Parallelized Drug Molecule Similarity Search by Molecular Fingerprints Similarity or Maximum Common Substructure Search

Usage

searchDrug(
  mol,
  moldb,
  cores = 2,
  method = c("fp", "mcs"),
  fptype = c("standard", "extended", "graph", "hybrid", "maccs", "estate", "pubchem",
    "kr", "shortestpath", "fp2", "fp3", "fp4", "obmaccs"),
  fpsim = c("tanimoto", "euclidean", "cosine", "dice", "hamming"),
  mcssim = c("tanimoto", "overlap"),
  ...
)

Arguments

mol

The query molecule. The location of a sdf file containing one molecule.

moldb

The molecule database. The location of a sdf file containing all the molecules to be searched with.

cores

Integer. The number of CPU cores to use for parallel search, default is 2. Users could use the detectCores() function in the parallel package to see how many cores they could use.

method

'fp' or 'mcs'. Search by molecular fingerprints or by maximum common substructure searching.

fptype

The fingerprint type, only available when method = 'fp'. Rcpi supports 13 types of fingerprints, including 'standard', 'extended', 'graph', 'hybrid', 'maccs', 'estate', 'pubchem', 'kr', 'shortestpath', 'fp2', 'fp3', 'fp4', 'obmaccs'.

fpsim

Similarity measure type for fingerprint, only available when method = 'fp'. Including 'tanimoto', 'euclidean', 'cosine', 'dice' and 'hamming'. See calcDrugFPSim for details.

mcssim

Similarity measure type for maximum common substructure search, only available when method = 'mcs'. Including 'tanimoto' and 'overlap'.

...

Other possible parameter for maximum common substructure search, see calcDrugMCSSim for available options.

Value

Named numerical vector. With the decreasing similarity value of the molecules in the database.

Details

This function does compound similarity search derived by various molecular fingerprints with various similarity measures or derived by maximum common substructure search.

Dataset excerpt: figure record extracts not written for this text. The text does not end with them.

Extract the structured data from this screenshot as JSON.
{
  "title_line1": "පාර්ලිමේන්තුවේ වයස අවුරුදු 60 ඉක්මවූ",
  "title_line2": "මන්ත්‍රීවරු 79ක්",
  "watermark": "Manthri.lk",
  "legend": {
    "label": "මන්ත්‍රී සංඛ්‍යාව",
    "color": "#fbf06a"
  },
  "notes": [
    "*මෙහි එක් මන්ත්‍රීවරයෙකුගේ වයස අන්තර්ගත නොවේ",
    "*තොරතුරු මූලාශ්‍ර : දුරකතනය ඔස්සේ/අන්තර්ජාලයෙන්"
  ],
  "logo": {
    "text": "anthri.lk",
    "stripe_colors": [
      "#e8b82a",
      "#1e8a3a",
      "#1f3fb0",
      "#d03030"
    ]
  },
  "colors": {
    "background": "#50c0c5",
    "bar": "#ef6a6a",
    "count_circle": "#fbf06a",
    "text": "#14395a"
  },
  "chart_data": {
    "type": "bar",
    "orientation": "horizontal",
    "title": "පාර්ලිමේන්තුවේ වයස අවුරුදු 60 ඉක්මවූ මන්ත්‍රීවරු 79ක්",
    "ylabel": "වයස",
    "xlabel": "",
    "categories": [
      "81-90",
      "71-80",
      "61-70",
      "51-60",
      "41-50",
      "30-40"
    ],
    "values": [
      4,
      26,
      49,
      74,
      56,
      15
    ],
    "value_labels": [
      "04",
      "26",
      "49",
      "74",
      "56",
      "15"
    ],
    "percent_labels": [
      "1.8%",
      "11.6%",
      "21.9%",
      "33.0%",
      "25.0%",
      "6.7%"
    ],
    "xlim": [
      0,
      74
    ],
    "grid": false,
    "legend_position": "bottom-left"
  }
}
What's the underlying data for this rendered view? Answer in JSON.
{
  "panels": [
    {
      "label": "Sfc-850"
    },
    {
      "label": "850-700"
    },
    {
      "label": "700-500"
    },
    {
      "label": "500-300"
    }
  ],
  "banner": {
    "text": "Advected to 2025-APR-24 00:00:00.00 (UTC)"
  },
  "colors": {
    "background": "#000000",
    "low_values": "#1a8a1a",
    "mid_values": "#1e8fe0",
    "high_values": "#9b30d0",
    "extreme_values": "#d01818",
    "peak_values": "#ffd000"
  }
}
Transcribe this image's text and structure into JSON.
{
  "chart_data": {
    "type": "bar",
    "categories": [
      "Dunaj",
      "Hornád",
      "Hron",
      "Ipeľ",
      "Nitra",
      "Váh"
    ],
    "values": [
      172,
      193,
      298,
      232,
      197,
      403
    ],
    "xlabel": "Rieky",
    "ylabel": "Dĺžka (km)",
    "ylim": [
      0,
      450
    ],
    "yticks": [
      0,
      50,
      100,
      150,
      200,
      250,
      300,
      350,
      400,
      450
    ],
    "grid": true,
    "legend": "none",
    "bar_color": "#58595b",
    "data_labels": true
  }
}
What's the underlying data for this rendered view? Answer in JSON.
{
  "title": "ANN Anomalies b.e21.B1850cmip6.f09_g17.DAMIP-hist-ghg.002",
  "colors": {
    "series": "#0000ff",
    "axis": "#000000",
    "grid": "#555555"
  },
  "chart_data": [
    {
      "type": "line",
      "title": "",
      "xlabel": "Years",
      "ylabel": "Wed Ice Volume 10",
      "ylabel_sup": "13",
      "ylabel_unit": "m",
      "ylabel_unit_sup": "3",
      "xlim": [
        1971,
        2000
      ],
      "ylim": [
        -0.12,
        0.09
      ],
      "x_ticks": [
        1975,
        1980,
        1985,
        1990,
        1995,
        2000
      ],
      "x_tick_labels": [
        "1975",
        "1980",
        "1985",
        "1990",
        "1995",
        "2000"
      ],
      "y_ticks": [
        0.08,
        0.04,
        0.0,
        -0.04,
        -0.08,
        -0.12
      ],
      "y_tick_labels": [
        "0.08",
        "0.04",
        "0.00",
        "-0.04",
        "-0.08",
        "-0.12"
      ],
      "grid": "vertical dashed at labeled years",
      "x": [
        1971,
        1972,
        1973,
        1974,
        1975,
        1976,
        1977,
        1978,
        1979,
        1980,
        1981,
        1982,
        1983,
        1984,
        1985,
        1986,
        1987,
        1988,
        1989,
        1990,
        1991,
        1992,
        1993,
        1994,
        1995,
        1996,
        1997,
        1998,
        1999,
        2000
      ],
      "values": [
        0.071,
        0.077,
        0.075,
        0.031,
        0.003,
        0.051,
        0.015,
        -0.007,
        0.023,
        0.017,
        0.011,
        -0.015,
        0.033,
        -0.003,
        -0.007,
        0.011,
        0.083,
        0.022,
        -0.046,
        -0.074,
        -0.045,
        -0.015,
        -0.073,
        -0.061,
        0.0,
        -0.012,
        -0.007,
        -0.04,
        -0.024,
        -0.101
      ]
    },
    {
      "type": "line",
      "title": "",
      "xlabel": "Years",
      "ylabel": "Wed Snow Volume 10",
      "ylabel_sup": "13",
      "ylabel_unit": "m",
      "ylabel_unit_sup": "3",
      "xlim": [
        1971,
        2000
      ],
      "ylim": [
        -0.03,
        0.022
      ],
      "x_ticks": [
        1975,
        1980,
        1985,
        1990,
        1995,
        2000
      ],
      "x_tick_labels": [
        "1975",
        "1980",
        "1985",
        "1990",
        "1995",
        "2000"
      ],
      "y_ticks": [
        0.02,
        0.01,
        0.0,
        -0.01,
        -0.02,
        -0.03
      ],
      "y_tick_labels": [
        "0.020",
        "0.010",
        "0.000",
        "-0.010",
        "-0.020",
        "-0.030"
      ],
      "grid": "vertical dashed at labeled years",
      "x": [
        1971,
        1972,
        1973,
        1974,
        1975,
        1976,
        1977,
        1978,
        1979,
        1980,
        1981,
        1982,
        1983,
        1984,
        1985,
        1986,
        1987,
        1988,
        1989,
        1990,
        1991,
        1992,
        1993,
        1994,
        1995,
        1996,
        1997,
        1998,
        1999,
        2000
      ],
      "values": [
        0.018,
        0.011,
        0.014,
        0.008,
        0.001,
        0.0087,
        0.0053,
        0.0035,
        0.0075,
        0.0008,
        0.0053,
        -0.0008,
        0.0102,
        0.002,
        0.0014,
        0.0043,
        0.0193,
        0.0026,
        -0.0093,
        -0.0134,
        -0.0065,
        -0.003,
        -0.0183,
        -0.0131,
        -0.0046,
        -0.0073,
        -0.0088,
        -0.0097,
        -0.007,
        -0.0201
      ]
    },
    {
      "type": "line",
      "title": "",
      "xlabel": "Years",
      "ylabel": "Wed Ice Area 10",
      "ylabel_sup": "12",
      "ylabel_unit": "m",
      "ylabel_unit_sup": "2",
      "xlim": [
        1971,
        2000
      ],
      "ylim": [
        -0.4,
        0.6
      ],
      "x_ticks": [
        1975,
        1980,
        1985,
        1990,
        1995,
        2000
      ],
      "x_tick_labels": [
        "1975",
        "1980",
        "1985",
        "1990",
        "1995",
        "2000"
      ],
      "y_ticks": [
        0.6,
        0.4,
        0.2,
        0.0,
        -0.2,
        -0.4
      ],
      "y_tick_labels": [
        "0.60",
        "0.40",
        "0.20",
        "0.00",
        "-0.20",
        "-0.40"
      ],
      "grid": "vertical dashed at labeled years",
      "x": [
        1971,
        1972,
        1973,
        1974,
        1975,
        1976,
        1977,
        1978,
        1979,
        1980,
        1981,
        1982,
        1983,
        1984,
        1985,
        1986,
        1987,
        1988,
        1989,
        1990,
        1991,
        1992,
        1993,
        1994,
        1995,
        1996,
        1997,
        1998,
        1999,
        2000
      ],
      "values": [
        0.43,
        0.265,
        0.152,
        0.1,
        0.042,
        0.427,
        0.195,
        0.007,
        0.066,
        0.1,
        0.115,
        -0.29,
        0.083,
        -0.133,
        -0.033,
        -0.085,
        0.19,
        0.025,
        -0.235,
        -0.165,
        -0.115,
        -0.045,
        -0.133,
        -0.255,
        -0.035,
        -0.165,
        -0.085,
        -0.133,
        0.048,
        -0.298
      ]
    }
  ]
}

This function runs for a query compound against a set of molecules.

Examples

mol = system.file('compseq/DB00530.sdf', package = 'Rcpi')
# DrugBank ID DB00530: Erlotinib
moldb = system.file('compseq/tyrphostin.sdf', package = 'Rcpi')
# Database composed by searching 'tyrphostin' in PubChem and filtered by Lipinski's Rule of Five
# \donttest{
searchDrug(mol, moldb, cores = 4, method = 'fp', fptype = 'maccs', fpsim = 'hamming')
#> Error in loadMolecules(mol): The package "rcdk" is required to load molecular structures
searchDrug(mol, moldb, cores = 4, method = 'fp', fptype = 'fp2', fpsim = 'tanimoto')
#> Error: Must install the `ChemmineOB` package first.
searchDrug(mol, moldb, cores = 4, method = 'mcs', mcssim = 'tanimoto')# }
#> Error: Must install the `ChemmineR` package to use the 'mcs' method.